On Stitchin Fingers, SharonB has started a topic "Who is setting goals for the New Year". I haven’t contributed to the discussion but I have been following it and inevitably it set me thinking about goal setting.
My initial thought was that I don’t set myself goals but of course this is not true, I guess we all do to some extent. I just don’t do it in a structured way.
Sharon asked "How do you set [goals] just list them?" On one forum I have joined we declare our goals for the coming month. Many of my projects take several months to complete, so I tend to simply list my current projects and their deadline if it is imminent. "Do you consider how you are going to achieve them - or just overload and hope for the best?" I think that I definitely fit into the overload and hope for the best category. I find it difficult to say no – to myself, let alone anyone else. If I see a project that interests me, I add it to my 'to do' list and hope that I will find time to fit it in. So many of these projects never get off the ground, some get started but fall by the wayside and far too many get squeezed in at the last minute and become stressful rather than a pleasure. Sharon said "This list and overload is one way of not meeting goals." Hmmm, ain't that the truth!
Looking back at the last 4 years, 2007 was probably my most productive. It was also my most goal orientated year. That was the year that I took part in TAST. My plan was to work a small sampler for each stitch within a week starting from the day it was announced. Even though my samplers were small, they were still a lot of work to complete within a week and I soon started to miss my self-imposed deadline, non-the-less the goal remained and I pushed on throughout the year.
Compare that to 2010. This year has been the least productive of the 4 years. I 'planned' to do more than I could possibly achieve. There were at least two time consuming projects that I should have said no to but could not resist taking part. During the summer my mojo went missing for weeks and I think that can be attributed to overload.

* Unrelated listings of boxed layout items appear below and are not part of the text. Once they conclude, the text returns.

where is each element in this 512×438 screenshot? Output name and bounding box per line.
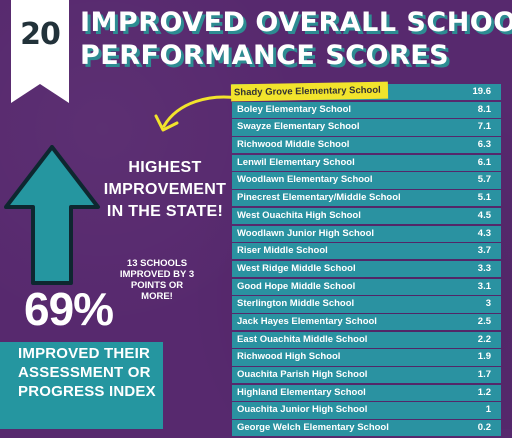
ribbon-shape <box>11 0 69 103</box>
school-score: 2.5 <box>477 315 491 327</box>
school-name: Richwood Middle School <box>237 139 350 151</box>
school-name: West Ridge Middle School <box>237 262 356 274</box>
school-name: Sterlington Middle School <box>237 298 355 310</box>
school-name: Shady Grove Elementary School <box>231 82 387 101</box>
table-row: Lenwil Elementary School 6.1 <box>232 154 501 172</box>
school-score: 4.3 <box>477 227 491 239</box>
school-name: Highland Elementary School <box>237 386 366 398</box>
stat-box <box>0 342 163 429</box>
school-score: 1.7 <box>477 369 491 380</box>
table-row: Richwood High School 1.9 <box>232 349 501 366</box>
curved-arrow-icon <box>154 95 240 132</box>
table-row: Sterlington Middle School 3 <box>232 296 501 313</box>
school-score: 0.2 <box>477 422 491 434</box>
callout-line-3: IN THE STATE! <box>106 203 224 220</box>
stat-description: IMPROVED THEIR ASSESSMENT OR PROGRESS IN… <box>18 344 168 401</box>
table-row: Ouachita Junior High School 1 <box>232 402 501 419</box>
school-name: George Welch Elementary School <box>237 422 389 434</box>
school-score: 3.3 <box>477 262 491 274</box>
school-score: 5.7 <box>477 174 491 186</box>
table-row: East Ouachita Middle School 2.2 <box>232 331 501 348</box>
school-name: Pinecrest Elementary/Middle School <box>237 192 401 204</box>
table-row: Richwood Middle School 6.3 <box>232 137 501 154</box>
school-score: 5.1 <box>477 192 491 204</box>
table-row: Ouachita Parish High School 1.7 <box>232 367 501 384</box>
school-name: Jack Hayes Elementary School <box>237 315 377 327</box>
table-row: Highland Elementary School 1.2 <box>232 384 501 401</box>
stat-line-3: PROGRESS INDEX <box>18 383 156 400</box>
school-name: Swayze Elementary School <box>237 121 360 133</box>
school-score: 6.3 <box>477 139 491 151</box>
table-row: Woodlawn Junior High School 4.3 <box>232 225 501 242</box>
school-name: Lenwil Elementary School <box>237 156 355 168</box>
school-score: 4.5 <box>477 209 491 221</box>
school-score: 7.1 <box>477 121 491 133</box>
ribbon-banner: 20 <box>11 0 69 103</box>
school-name: Riser Middle School <box>237 245 328 257</box>
note-line-3: POINTS OR <box>130 280 184 291</box>
school-score: 3.7 <box>477 245 491 257</box>
table-row: Good Hope Middle School 3.1 <box>232 278 501 295</box>
highest-improvement-callout: HIGHEST IMPROVEMENT IN THE STATE! <box>102 157 228 223</box>
school-score: 3.1 <box>477 280 491 292</box>
up-arrow-icon <box>4 145 100 285</box>
school-name: Richwood High School <box>237 351 341 363</box>
table-row: Woodlawn Elementary School 5.7 <box>232 172 501 189</box>
school-score-table: Shady Grove Elementary School 19.6 Boley E… <box>231 82 501 438</box>
table-row: George Welch Elementary School 0.2 <box>232 420 501 437</box>
table-row: Shady Grove Elementary School 19.6 <box>231 82 501 101</box>
school-name: Ouachita Parish High School <box>237 369 368 380</box>
page-title: IMPROVED OVERALL SCHOOL PERFORMANCE SCOR… <box>80 6 512 72</box>
schools-improved-note: 13 SCHOOLS IMPROVED BY 3 POINTS OR MORE! <box>108 258 206 302</box>
note-line-2: IMPROVED BY 3 <box>119 269 195 280</box>
school-score: 3 <box>485 298 491 310</box>
school-name: West Ouachita High School <box>237 209 361 221</box>
table-row: Boley Elementary School 8.1 <box>232 101 501 118</box>
callout-line-1: HIGHEST <box>128 159 202 176</box>
school-score: 19.6 <box>472 86 492 97</box>
school-name: Woodlawn Junior High School <box>237 227 375 239</box>
school-name: Woodlawn Elementary School <box>237 174 373 186</box>
percent-stat: 69% <box>24 283 114 335</box>
table-row: Jack Hayes Elementary School 2.5 <box>232 313 501 331</box>
note-line-1: 13 SCHOOLS <box>126 258 188 269</box>
stat-line-1: IMPROVED THEIR <box>18 345 150 362</box>
ribbon-number: 20 <box>20 17 61 52</box>
school-name: East Ouachita Middle School <box>237 333 368 345</box>
school-score: 1.2 <box>477 386 491 398</box>
school-score: 1.9 <box>477 351 491 363</box>
school-score: 8.1 <box>477 103 491 115</box>
school-score: 2.2 <box>477 333 491 345</box>
school-name: Good Hope Middle School <box>237 280 356 292</box>
callout-line-2: IMPROVEMENT <box>103 181 227 198</box>
school-score: 6.1 <box>477 156 491 168</box>
table-row: Riser Middle School 3.7 <box>232 243 501 260</box>
school-name: Boley Elementary School <box>237 103 352 115</box>
title-line-1: IMPROVED OVERALL SCHOOL <box>80 7 512 38</box>
stat-line-2: ASSESSMENT OR <box>18 364 151 381</box>
table-row: Pinecrest Elementary/Middle School 5.1 <box>232 190 501 207</box>
title-line-2: PERFORMANCE SCORES <box>80 40 450 71</box>
school-score: 1 <box>485 404 491 416</box>
table-row: West Ouachita High School 4.5 <box>232 207 501 225</box>
note-line-4: MORE! <box>141 291 173 302</box>
school-name: Ouachita Junior High School <box>237 404 368 416</box>
table-row: West Ridge Middle School 3.3 <box>232 260 501 278</box>
table-row: Swayze Elementary School 7.1 <box>232 119 501 136</box>
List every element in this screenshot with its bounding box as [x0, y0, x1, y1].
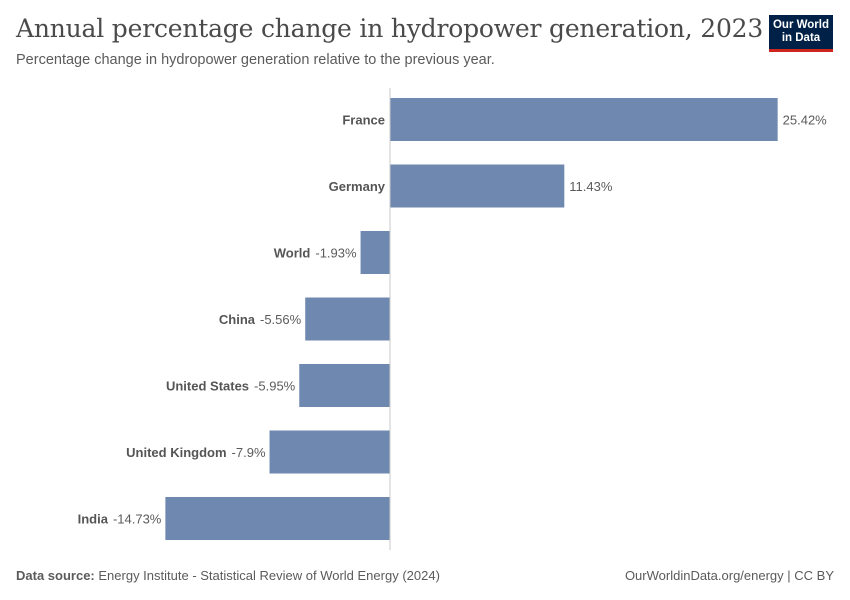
value-label-world: -1.93%	[315, 246, 357, 261]
bar-world[interactable]	[360, 231, 390, 274]
category-label-world: World	[274, 246, 311, 261]
bar-chart: France 25.42% Germany 11.43% -1.93% World -5.5…	[78, 88, 828, 550]
bar-china[interactable]	[305, 297, 390, 341]
logo-line-2: in Data	[781, 32, 821, 44]
bar-germany[interactable]	[390, 164, 565, 208]
data-source-label: Data source:	[16, 568, 95, 583]
value-label-france: 25.42%	[783, 113, 828, 128]
value-label-germany: 11.43%	[569, 179, 613, 194]
bar-india[interactable]	[165, 497, 390, 540]
category-label-china: China	[219, 312, 256, 327]
bar-france[interactable]	[390, 98, 778, 141]
data-source-text[interactable]: Energy Institute - Statistical Review of…	[98, 568, 440, 583]
bar-united-states[interactable]	[299, 364, 390, 407]
data-source: Data source: Energy Institute - Statisti…	[16, 568, 440, 583]
value-label-united-kingdom: -7.9%	[232, 445, 266, 460]
logo-line-1: Our World	[772, 19, 829, 31]
category-label-united-states: United States	[166, 379, 249, 394]
category-label-germany: Germany	[329, 179, 386, 194]
bar-united-kingdom[interactable]	[269, 430, 390, 474]
value-label-united-states: -5.95%	[254, 379, 296, 394]
chart-subtitle: Percentage change in hydropower generati…	[16, 52, 495, 68]
category-label-france: France	[342, 113, 385, 128]
value-label-india: -14.73%	[113, 512, 162, 527]
category-label-india: India	[78, 512, 109, 527]
chart-title: Annual percentage change in hydropower g…	[16, 14, 764, 43]
value-label-china: -5.56%	[260, 312, 302, 327]
credit-link[interactable]: OurWorldinData.org/energy | CC BY	[624, 568, 834, 583]
owid-logo[interactable]: Our World in Data	[769, 15, 833, 52]
category-label-united-kingdom: United Kingdom	[126, 445, 226, 460]
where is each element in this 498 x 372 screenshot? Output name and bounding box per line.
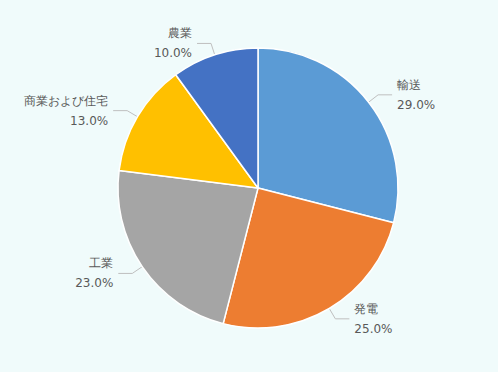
svg-text:29.0%: 29.0% xyxy=(397,98,435,112)
svg-text:10.0%: 10.0% xyxy=(154,46,192,60)
svg-text:商業および住宅: 商業および住宅 xyxy=(24,94,108,108)
svg-text:農業: 農業 xyxy=(168,26,192,40)
svg-text:25.0%: 25.0% xyxy=(354,322,392,336)
svg-text:発電: 発電 xyxy=(354,302,378,316)
svg-text:工業: 工業 xyxy=(89,256,113,270)
svg-text:13.0%: 13.0% xyxy=(70,114,108,128)
svg-text:輸送: 輸送 xyxy=(397,78,421,92)
svg-text:23.0%: 23.0% xyxy=(75,276,113,290)
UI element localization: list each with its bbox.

I have met the some of my goals, those I had committed to doing. Some of the projects that I might have preferred to be working on are yet to be started, and I might have enjoyed the projects I have completed more if I had not felt obliged to do them.
So how do I avoid falling into the same pit falls again? Sharon said, "A dream is a dream; a goal is a dream with a plan". It would seem that before I can set goals I have to consider my dreams. That’s scary. Why am I afraid to name my dreams? Well, it’s that old chestnut of being afraid of failure. Maybe it it time to start facing up to my dreams. Maybe it is time to stop thinking about all the reasons they may not be fulfilled. Maybe it is time to start making some plans and setting some goals.
Or maybe I'll wrap them back up in obstacles and prevarication and keep on overloading and hoping for the best!